Are Robust Financials Driving The Recent Rally In SIGA Technologies, Inc.'s (NASDAQ:SIGA) Stock?

SIGA Technologies' (NASDAQ:SIGA) stock is up by a considerable 14% over the past three months. Since the market usually pay for a company’s long-term fundamentals, we decided to study the company’s key performance indicators to see if they could be influencing the market. Particularly, we will be paying attention to SIGA Technologies' ROE today.

ROE or return on equity is a useful tool to assess how effectively a company can generate returns on the investment it received from its shareholders. Simply put, it is used to assess the profitability of a company in relation to its equity capital.

Check out our latest analysis for SIGA Technologies

How Do You Calculate Return On Equity?

ROE can be calculated by using the formula:

Return on Equity = Net Profit (from continuing operations) ÷ Shareholders' Equity

So, based on the above formula, the ROE for SIGA Technologies is:

37% = US$44m ÷ US$117m (Based on the trailing twelve months to June 2021).

The 'return' is the income the business earned over the last year. That means that for every $1 worth of shareholders' equity, the company generated $0.37 in profit.

Why Is ROE Important For Earnings Growth?

So far, we've learned that ROE is a measure of a company's profitability. We now need to evaluate how much profit the company reinvests or "retains" for future growth which then gives us an idea about the growth potential of the company. Assuming everything else remains unchanged, the higher the ROE and profit retention, the higher the growth rate of a company compared to companies that don't necessarily bear these characteristics.

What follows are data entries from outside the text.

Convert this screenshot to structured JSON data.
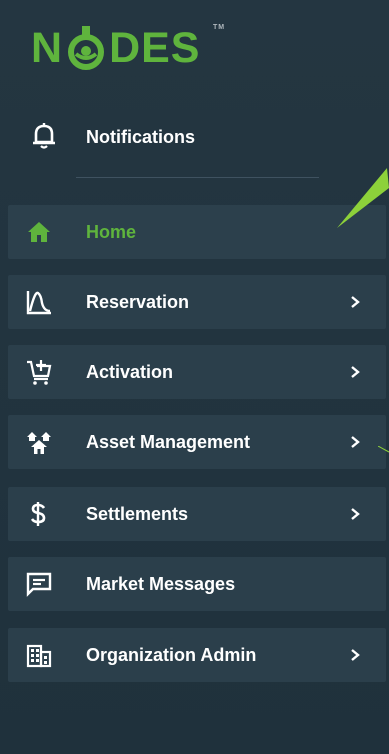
{
  "brand": {
    "logo_text_left": "N",
    "logo_text_right": "DES",
    "tm": "TM",
    "accent": "#5fb43d"
  },
  "notifications": {
    "label": "Notifications",
    "icon": "bell-icon"
  },
  "menu": [
    {
      "label": "Home",
      "icon": "home-icon",
      "active": true,
      "has_chevron": false
    },
    {
      "label": "Reservation",
      "icon": "reservation-icon",
      "active": false,
      "has_chevron": true
    },
    {
      "label": "Activation",
      "icon": "cart-add-icon",
      "active": false,
      "has_chevron": true
    },
    {
      "label": "Asset Management",
      "icon": "houses-icon",
      "active": false,
      "has_chevron": true
    },
    {
      "label": "Settlements",
      "icon": "dollar-icon",
      "active": false,
      "has_chevron": true
    },
    {
      "label": "Market Messages",
      "icon": "message-icon",
      "active": false,
      "has_chevron": false
    },
    {
      "label": "Organization Admin",
      "icon": "building-icon",
      "active": false,
      "has_chevron": true
    }
  ],
  "chevron_glyph": ">"
}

SIGA Technologies' Earnings Growth And 37% ROE

First thing first, we like that SIGA Technologies has an impressive ROE. Additionally, the company's ROE is higher compared to the industry average of 19% which is quite remarkable. As a result, SIGA Technologies' exceptional 23% net income growth seen over the past five years, doesn't come as a surprise.

We then compared SIGA Technologies' net income growth with the industry and we're pleased to see that the company's growth figure is higher when compared with the industry which has a growth rate of 10% in the same period.

past-earnings-growth
past-earnings-growth

Earnings growth is a huge factor in stock valuation. What investors need to determine next is if the expected earnings growth, or the lack of it, is already built into the share price. Doing so will help them establish if the stock's future looks promising or ominous. Is SIGA Technologies fairly valued compared to other companies? These 3 valuation measures might help you decide.

Is SIGA Technologies Efficiently Re-investing Its Profits?

SIGA Technologies doesn't pay any dividend to its shareholders, meaning that the company has been reinvesting all of its profits into the business. This is likely what's driving the high earnings growth number discussed above.

Conclusion

On the whole, we feel that SIGA Technologies' performance has been quite good. In particular, it's great to see that the company is investing heavily into its business and along with a high rate of return, that has resulted in a sizeable growth in its earnings. That being so, a study of the latest analyst forecasts show that the company is expected to see a slowdown in its future earnings growth. Are these analysts expectations based on the broad expectations for the industry, or on the company's fundamentals? Click here to be taken to our analyst's forecasts page for the company.

This article by Simply Wall St is general in nature. We provide commentary based on historical data and analyst forecasts only using an unbiased methodology and our articles are not intended to be financial advice. It does not constitute a recommendation to buy or sell any stock, and does not take account of your objectives, or your financial situation. We aim to bring you long-term focused analysis driven by fundamental data. Note that our analysis may not factor in the latest price-sensitive company announcements or qualitative material. Simply Wall St has no position in any stocks mentioned.